Now, a team of scientists that includes Georgetown College physics professor Jim Freericks has demonstrated a new laser-driven “strobe-light” technique for studying complex electron interactions under dynamic conditions.

As described in a paper published in the journal Nature Communications, they use one very fast, intense “pump” laser pulse to give electrons a blast of energy, followed by a series of secondary “probe” laser pulses to measure how the electrons lose their extra energy by making the atoms in the material vibrate. These pictures of the electrons are taken at speeds of over one quadrillion frames per second.

The technique — known as time-resolved, angle-resolved photoelectron spectroscopy (tr-ARPES) — combined with complex theoretical simulations and analysis to allow the team to tease out the sequence and energy “signatures” of different types of electron interactions. They were able to pick out distinct signals of interactions among excited electrons (which happen quickly but don’t dissipate much energy), as well as later-stage interactions between electrons and the atoms that make up the crystal lattice (which generate friction and lead to gradual energy loss in the form of heat).

But they also discovered another, unexpected signal — which they say represents a distinct form of extremely efficient energy loss — at a particular energy level and timescale between the other two.

“We see a very strong and peculiar interaction between the excited electrons and the lattice where the electrons are losing most of their energy very rapidly in a coherent, non-random way,” lead author Jonathan Rameau of the Brookhaven National Laboratory said.

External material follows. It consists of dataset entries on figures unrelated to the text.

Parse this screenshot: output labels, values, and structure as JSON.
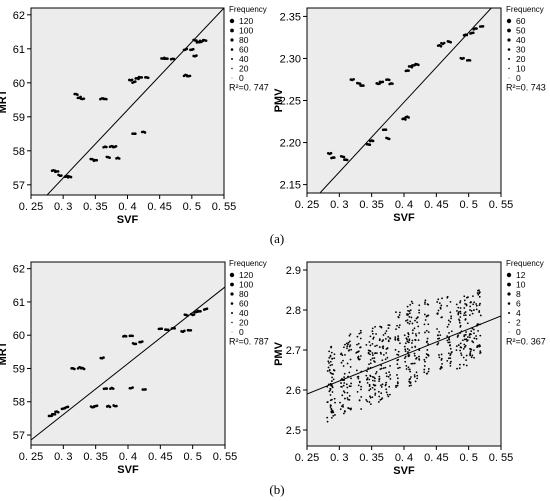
{
  "captions": [
    "(a)",
    "(b)"
  ],
  "chart_data": [
    {
      "type": "scatter",
      "xlabel": "SVF",
      "ylabel": "MRT",
      "xlim": [
        0.25,
        0.55
      ],
      "ylim": [
        56.7,
        62.2
      ],
      "xticks": [
        "0. 25",
        "0. 3",
        "0. 35",
        "0. 4",
        "0. 45",
        "0. 5",
        "0. 55"
      ],
      "xtick_values": [
        0.25,
        0.3,
        0.35,
        0.4,
        0.45,
        0.5,
        0.55
      ],
      "yticks": [
        "57",
        "58",
        "59",
        "60",
        "61",
        "62"
      ],
      "ytick_values": [
        57,
        58,
        59,
        60,
        61,
        62
      ],
      "legend_title": "Frequency",
      "legend_labels": [
        "120",
        "100",
        "80",
        "60",
        "40",
        "20",
        "0"
      ],
      "r2_label": "R²=0. 747",
      "fit_line": [
        [
          0.25,
          56.2
        ],
        [
          0.55,
          62.2
        ]
      ],
      "points": [
        [
          0.285,
          57.42
        ],
        [
          0.29,
          57.4
        ],
        [
          0.295,
          57.28
        ],
        [
          0.305,
          57.25
        ],
        [
          0.31,
          57.23
        ],
        [
          0.32,
          59.66
        ],
        [
          0.325,
          59.57
        ],
        [
          0.33,
          59.53
        ],
        [
          0.345,
          57.75
        ],
        [
          0.35,
          57.72
        ],
        [
          0.36,
          59.53
        ],
        [
          0.365,
          59.52
        ],
        [
          0.365,
          58.12
        ],
        [
          0.37,
          57.81
        ],
        [
          0.375,
          58.13
        ],
        [
          0.38,
          58.12
        ],
        [
          0.385,
          57.78
        ],
        [
          0.405,
          60.08
        ],
        [
          0.41,
          58.5
        ],
        [
          0.41,
          60.02
        ],
        [
          0.415,
          60.12
        ],
        [
          0.42,
          60.15
        ],
        [
          0.425,
          58.55
        ],
        [
          0.43,
          60.16
        ],
        [
          0.455,
          60.72
        ],
        [
          0.46,
          60.71
        ],
        [
          0.47,
          60.7
        ],
        [
          0.49,
          60.22
        ],
        [
          0.49,
          60.98
        ],
        [
          0.495,
          60.2
        ],
        [
          0.5,
          60.98
        ],
        [
          0.505,
          60.8
        ],
        [
          0.505,
          61.25
        ],
        [
          0.51,
          61.2
        ],
        [
          0.515,
          61.22
        ],
        [
          0.52,
          61.25
        ]
      ]
    },
    {
      "type": "scatter",
      "xlabel": "SVF",
      "ylabel": "PMV",
      "xlim": [
        0.25,
        0.55
      ],
      "ylim": [
        2.14,
        2.36
      ],
      "xticks": [
        "0. 25",
        "0. 3",
        "0. 35",
        "0. 4",
        "0. 45",
        "0. 5",
        "0. 55"
      ],
      "xtick_values": [
        0.25,
        0.3,
        0.35,
        0.4,
        0.45,
        0.5,
        0.55
      ],
      "yticks": [
        "2.15",
        "2.20",
        "2.25",
        "2.30",
        "2.35"
      ],
      "ytick_values": [
        2.15,
        2.2,
        2.25,
        2.3,
        2.35
      ],
      "legend_title": "Frequency",
      "legend_labels": [
        "60",
        "50",
        "40",
        "30",
        "20",
        "10",
        "0"
      ],
      "r2_label": "R²=0. 743",
      "fit_line": [
        [
          0.27,
          2.14
        ],
        [
          0.535,
          2.36
        ]
      ],
      "points": [
        [
          0.285,
          2.187
        ],
        [
          0.29,
          2.182
        ],
        [
          0.305,
          2.183
        ],
        [
          0.31,
          2.18
        ],
        [
          0.32,
          2.275
        ],
        [
          0.33,
          2.27
        ],
        [
          0.335,
          2.268
        ],
        [
          0.345,
          2.198
        ],
        [
          0.35,
          2.202
        ],
        [
          0.36,
          2.27
        ],
        [
          0.365,
          2.272
        ],
        [
          0.37,
          2.215
        ],
        [
          0.375,
          2.205
        ],
        [
          0.375,
          2.275
        ],
        [
          0.38,
          2.27
        ],
        [
          0.4,
          2.228
        ],
        [
          0.405,
          2.23
        ],
        [
          0.405,
          2.285
        ],
        [
          0.41,
          2.29
        ],
        [
          0.415,
          2.292
        ],
        [
          0.42,
          2.293
        ],
        [
          0.455,
          2.315
        ],
        [
          0.46,
          2.318
        ],
        [
          0.47,
          2.32
        ],
        [
          0.49,
          2.3
        ],
        [
          0.495,
          2.328
        ],
        [
          0.5,
          2.298
        ],
        [
          0.505,
          2.33
        ],
        [
          0.51,
          2.335
        ],
        [
          0.52,
          2.338
        ]
      ]
    },
    {
      "type": "scatter",
      "xlabel": "SVF",
      "ylabel": "MRT",
      "xlim": [
        0.25,
        0.55
      ],
      "ylim": [
        56.7,
        62.2
      ],
      "xticks": [
        "0. 25",
        "0. 3",
        "0. 35",
        "0. 4",
        "0. 45",
        "0. 5",
        "0. 55"
      ],
      "xtick_values": [
        0.25,
        0.3,
        0.35,
        0.4,
        0.45,
        0.5,
        0.55
      ],
      "yticks": [
        "57",
        "58",
        "59",
        "60",
        "61",
        "62"
      ],
      "ytick_values": [
        57,
        58,
        59,
        60,
        61,
        62
      ],
      "legend_title": "Frequency",
      "legend_labels": [
        "120",
        "100",
        "80",
        "60",
        "40",
        "20",
        "0"
      ],
      "r2_label": "R²=0. 787",
      "fit_line": [
        [
          0.25,
          56.85
        ],
        [
          0.55,
          61.45
        ]
      ],
      "points": [
        [
          0.28,
          57.58
        ],
        [
          0.285,
          57.62
        ],
        [
          0.29,
          57.7
        ],
        [
          0.3,
          57.8
        ],
        [
          0.305,
          57.83
        ],
        [
          0.315,
          59.0
        ],
        [
          0.325,
          59.02
        ],
        [
          0.33,
          59.0
        ],
        [
          0.345,
          57.85
        ],
        [
          0.35,
          57.88
        ],
        [
          0.36,
          59.32
        ],
        [
          0.365,
          58.4
        ],
        [
          0.37,
          57.86
        ],
        [
          0.375,
          58.4
        ],
        [
          0.38,
          57.88
        ],
        [
          0.395,
          59.98
        ],
        [
          0.405,
          59.97
        ],
        [
          0.405,
          58.42
        ],
        [
          0.41,
          59.75
        ],
        [
          0.42,
          59.8
        ],
        [
          0.425,
          58.38
        ],
        [
          0.45,
          60.18
        ],
        [
          0.46,
          60.16
        ],
        [
          0.47,
          60.2
        ],
        [
          0.485,
          60.12
        ],
        [
          0.49,
          60.6
        ],
        [
          0.495,
          60.15
        ],
        [
          0.5,
          60.62
        ],
        [
          0.505,
          60.7
        ],
        [
          0.51,
          60.72
        ],
        [
          0.52,
          60.78
        ]
      ]
    },
    {
      "type": "scatter",
      "xlabel": "SVF",
      "ylabel": "PMV",
      "xlim": [
        0.25,
        0.55
      ],
      "ylim": [
        2.46,
        2.92
      ],
      "xticks": [
        "0. 25",
        "0. 3",
        "0. 35",
        "0. 4",
        "0. 45",
        "0. 5",
        "0. 55"
      ],
      "xtick_values": [
        0.25,
        0.3,
        0.35,
        0.4,
        0.45,
        0.5,
        0.55
      ],
      "yticks": [
        "2.5",
        "2.6",
        "2.7",
        "2.8",
        "2.9"
      ],
      "ytick_values": [
        2.5,
        2.6,
        2.7,
        2.8,
        2.9
      ],
      "legend_title": "Frequency",
      "legend_labels": [
        "12",
        "10",
        "8",
        "6",
        "4",
        "2",
        "0"
      ],
      "r2_label": "R²=0. 367",
      "fit_line": [
        [
          0.25,
          2.59
        ],
        [
          0.55,
          2.785
        ]
      ],
      "clusters": [
        {
          "x": 0.285,
          "ymin": 2.52,
          "ymax": 2.71
        },
        {
          "x": 0.29,
          "ymin": 2.53,
          "ymax": 2.7
        },
        {
          "x": 0.305,
          "ymin": 2.54,
          "ymax": 2.72
        },
        {
          "x": 0.315,
          "ymin": 2.55,
          "ymax": 2.74
        },
        {
          "x": 0.33,
          "ymin": 2.55,
          "ymax": 2.75
        },
        {
          "x": 0.345,
          "ymin": 2.56,
          "ymax": 2.74
        },
        {
          "x": 0.355,
          "ymin": 2.58,
          "ymax": 2.77
        },
        {
          "x": 0.365,
          "ymin": 2.57,
          "ymax": 2.78
        },
        {
          "x": 0.375,
          "ymin": 2.58,
          "ymax": 2.77
        },
        {
          "x": 0.39,
          "ymin": 2.6,
          "ymax": 2.8
        },
        {
          "x": 0.405,
          "ymin": 2.61,
          "ymax": 2.82
        },
        {
          "x": 0.41,
          "ymin": 2.6,
          "ymax": 2.83
        },
        {
          "x": 0.42,
          "ymin": 2.62,
          "ymax": 2.82
        },
        {
          "x": 0.435,
          "ymin": 2.64,
          "ymax": 2.83
        },
        {
          "x": 0.455,
          "ymin": 2.65,
          "ymax": 2.83
        },
        {
          "x": 0.47,
          "ymin": 2.66,
          "ymax": 2.84
        },
        {
          "x": 0.485,
          "ymin": 2.65,
          "ymax": 2.84
        },
        {
          "x": 0.495,
          "ymin": 2.66,
          "ymax": 2.85
        },
        {
          "x": 0.505,
          "ymin": 2.68,
          "ymax": 2.84
        },
        {
          "x": 0.515,
          "ymin": 2.69,
          "ymax": 2.85
        }
      ]
    }
  ]
}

At this special energy level, the electrons appear to be interacting with lattice atoms all vibrating at a particular frequency — like a tuning fork emitting a single note.

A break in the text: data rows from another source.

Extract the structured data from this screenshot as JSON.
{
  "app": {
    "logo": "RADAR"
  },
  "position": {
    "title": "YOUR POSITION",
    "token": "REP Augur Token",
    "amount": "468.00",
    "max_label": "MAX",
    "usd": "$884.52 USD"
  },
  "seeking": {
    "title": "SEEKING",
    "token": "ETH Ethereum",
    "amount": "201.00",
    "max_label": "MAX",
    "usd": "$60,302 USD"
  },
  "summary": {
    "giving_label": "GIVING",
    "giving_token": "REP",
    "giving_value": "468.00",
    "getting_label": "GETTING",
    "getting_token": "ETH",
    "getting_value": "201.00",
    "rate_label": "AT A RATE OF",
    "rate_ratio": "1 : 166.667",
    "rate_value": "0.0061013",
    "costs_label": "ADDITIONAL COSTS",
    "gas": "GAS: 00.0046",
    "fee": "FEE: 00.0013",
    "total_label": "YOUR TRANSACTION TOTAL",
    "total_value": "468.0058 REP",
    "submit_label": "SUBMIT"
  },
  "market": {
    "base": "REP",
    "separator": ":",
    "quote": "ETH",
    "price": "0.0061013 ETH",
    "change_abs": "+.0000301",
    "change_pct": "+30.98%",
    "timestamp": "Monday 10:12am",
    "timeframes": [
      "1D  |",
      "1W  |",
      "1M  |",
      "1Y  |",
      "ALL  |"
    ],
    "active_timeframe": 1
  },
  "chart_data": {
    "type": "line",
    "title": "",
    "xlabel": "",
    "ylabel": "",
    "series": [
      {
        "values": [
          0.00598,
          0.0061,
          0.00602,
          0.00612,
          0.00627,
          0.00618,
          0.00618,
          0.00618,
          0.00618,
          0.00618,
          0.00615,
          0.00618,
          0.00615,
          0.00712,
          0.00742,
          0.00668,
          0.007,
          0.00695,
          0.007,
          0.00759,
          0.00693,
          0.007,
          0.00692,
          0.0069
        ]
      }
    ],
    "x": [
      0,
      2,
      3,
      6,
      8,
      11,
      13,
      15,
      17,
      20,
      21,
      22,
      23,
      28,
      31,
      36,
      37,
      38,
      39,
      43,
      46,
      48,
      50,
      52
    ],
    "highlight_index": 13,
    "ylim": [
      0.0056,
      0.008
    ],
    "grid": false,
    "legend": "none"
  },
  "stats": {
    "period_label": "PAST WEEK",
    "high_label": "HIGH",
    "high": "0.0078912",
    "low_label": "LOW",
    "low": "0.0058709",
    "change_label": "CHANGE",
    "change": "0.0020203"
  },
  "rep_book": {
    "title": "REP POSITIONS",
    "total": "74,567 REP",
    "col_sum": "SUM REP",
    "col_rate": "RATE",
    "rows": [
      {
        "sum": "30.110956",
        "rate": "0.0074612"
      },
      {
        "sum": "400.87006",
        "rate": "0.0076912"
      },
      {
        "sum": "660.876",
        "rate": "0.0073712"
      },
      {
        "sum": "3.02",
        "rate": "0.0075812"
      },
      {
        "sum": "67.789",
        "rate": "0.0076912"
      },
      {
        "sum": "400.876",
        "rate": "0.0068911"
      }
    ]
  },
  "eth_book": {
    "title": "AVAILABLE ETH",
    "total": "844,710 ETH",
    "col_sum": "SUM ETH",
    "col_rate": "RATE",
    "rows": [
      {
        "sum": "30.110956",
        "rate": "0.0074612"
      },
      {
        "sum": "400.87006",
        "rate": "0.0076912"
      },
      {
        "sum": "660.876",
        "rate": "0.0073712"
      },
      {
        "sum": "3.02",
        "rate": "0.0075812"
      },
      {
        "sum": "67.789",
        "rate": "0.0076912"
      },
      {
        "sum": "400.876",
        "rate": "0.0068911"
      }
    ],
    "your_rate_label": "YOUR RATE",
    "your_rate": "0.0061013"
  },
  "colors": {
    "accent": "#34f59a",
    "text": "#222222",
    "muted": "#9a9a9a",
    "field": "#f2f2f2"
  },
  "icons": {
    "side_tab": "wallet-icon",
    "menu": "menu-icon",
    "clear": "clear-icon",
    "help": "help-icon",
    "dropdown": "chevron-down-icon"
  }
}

“When all of the electrons that have the energy required for this unique interaction have given up most of their energy, they start to cool down more slowly by hitting atoms more randomly without striking the ‘resonant’ frequency,” Rameau said.

The frequency of the special lattice interaction “note” is particularly interesting, the scientists say, because it is the same energy as a “kink” feature in the energy signature of the same material studied previously in its superconducting state using a static form of ARPES. At the time, the scientists conducting that research (including some members of the current team) suspected the kink might have something to do with the material’s ability to become a superconductor. They couldn’t detect the same signal above the superconducting temperature.

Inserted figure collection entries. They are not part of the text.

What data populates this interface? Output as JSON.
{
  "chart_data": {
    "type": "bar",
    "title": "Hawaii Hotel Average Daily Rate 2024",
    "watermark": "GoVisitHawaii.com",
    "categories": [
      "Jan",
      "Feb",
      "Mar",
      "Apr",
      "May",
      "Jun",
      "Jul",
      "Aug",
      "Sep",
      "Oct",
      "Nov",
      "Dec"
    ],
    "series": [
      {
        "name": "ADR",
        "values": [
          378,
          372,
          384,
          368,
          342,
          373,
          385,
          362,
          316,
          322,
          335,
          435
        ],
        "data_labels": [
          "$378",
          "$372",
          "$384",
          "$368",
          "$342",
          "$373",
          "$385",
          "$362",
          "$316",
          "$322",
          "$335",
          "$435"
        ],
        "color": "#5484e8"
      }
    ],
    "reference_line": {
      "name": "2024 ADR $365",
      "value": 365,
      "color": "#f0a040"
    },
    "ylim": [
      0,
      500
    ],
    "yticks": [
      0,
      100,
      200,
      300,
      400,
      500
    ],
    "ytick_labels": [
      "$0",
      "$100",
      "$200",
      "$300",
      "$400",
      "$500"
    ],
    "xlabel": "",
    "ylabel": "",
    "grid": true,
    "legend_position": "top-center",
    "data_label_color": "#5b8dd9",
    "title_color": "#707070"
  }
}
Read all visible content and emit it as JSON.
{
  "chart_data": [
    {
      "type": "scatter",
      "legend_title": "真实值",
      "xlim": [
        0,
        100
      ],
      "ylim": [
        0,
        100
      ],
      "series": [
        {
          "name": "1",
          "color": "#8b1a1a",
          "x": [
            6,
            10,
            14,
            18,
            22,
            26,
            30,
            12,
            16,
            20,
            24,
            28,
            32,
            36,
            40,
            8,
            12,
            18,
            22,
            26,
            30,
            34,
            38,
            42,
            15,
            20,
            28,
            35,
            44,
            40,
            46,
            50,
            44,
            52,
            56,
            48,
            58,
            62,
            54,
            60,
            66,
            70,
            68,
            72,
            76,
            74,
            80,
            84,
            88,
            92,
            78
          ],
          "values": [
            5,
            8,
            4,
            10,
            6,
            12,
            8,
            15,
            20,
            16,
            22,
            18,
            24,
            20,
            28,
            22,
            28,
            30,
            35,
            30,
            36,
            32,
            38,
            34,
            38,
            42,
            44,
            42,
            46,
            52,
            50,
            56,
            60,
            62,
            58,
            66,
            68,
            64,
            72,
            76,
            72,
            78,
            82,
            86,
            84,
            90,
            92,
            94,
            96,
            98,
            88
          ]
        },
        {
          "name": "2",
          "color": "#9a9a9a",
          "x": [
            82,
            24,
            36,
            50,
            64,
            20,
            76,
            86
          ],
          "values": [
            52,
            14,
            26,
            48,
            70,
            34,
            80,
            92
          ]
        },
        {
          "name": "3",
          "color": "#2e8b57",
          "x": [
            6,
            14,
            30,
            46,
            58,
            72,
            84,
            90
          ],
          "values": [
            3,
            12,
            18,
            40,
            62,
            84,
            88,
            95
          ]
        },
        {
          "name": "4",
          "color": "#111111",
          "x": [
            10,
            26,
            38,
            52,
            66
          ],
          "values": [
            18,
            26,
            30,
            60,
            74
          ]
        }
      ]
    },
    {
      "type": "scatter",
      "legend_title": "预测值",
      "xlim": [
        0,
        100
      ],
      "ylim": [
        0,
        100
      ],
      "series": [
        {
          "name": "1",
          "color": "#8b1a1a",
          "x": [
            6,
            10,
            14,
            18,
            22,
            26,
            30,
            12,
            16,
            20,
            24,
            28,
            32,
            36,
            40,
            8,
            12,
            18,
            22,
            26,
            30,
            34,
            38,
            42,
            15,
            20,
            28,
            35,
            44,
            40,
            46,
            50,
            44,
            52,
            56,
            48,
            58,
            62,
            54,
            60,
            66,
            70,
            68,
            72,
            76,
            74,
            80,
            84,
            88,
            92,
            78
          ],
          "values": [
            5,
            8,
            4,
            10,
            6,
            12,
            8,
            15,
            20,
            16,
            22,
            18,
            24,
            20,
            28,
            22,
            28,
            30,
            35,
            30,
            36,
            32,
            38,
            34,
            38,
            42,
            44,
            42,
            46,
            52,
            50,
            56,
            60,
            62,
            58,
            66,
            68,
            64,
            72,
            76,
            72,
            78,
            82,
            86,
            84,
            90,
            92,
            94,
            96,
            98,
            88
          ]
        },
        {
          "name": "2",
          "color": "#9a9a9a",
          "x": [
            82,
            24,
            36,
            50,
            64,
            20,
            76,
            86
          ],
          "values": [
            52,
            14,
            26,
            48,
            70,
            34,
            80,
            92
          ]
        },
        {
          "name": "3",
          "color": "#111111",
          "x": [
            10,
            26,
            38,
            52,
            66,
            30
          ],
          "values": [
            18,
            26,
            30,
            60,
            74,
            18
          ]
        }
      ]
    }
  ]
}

But the new time-resolved experiments, which were done on the material well above its superconducting temperature, were able to tease out the subtle signal. These new findings indicate that this special condition exists even when the material is too hot to be a superconductor.

“We know now that this interaction doesn’t just switch on when the material becomes a superconductor — it’s actually always there,” Rameau said.

But the scientists still believe there is something special about the energy level of the unique tuning-fork-like interaction. Other intriguing phenomena have been observed at this same energy level, which Rameau says has been studied in excruciating detail.

It’s possible, he says, that the one-note lattice interaction is essential to superconductivity, but requires some still-to-be-determined additional factor to turn the superconductivity on.

“There is clearly something special about this one note,” Rameau said.

Professor Freericks, the Robert L. and Catherine H. McDevitt Chair and Professor of Physics, contributed to the theoretical and computational analysis of the experiment.

The Georgetown work was supported by the U.S. Department of Energy’s Office of Science, Basic Energy Sciences and by the McDevitts. Computational resources were provided by the National Energy Research Scientific Computing Center, a DOE Office of Science User Facility headquartered at Lawrence Berkeley National Laboratory.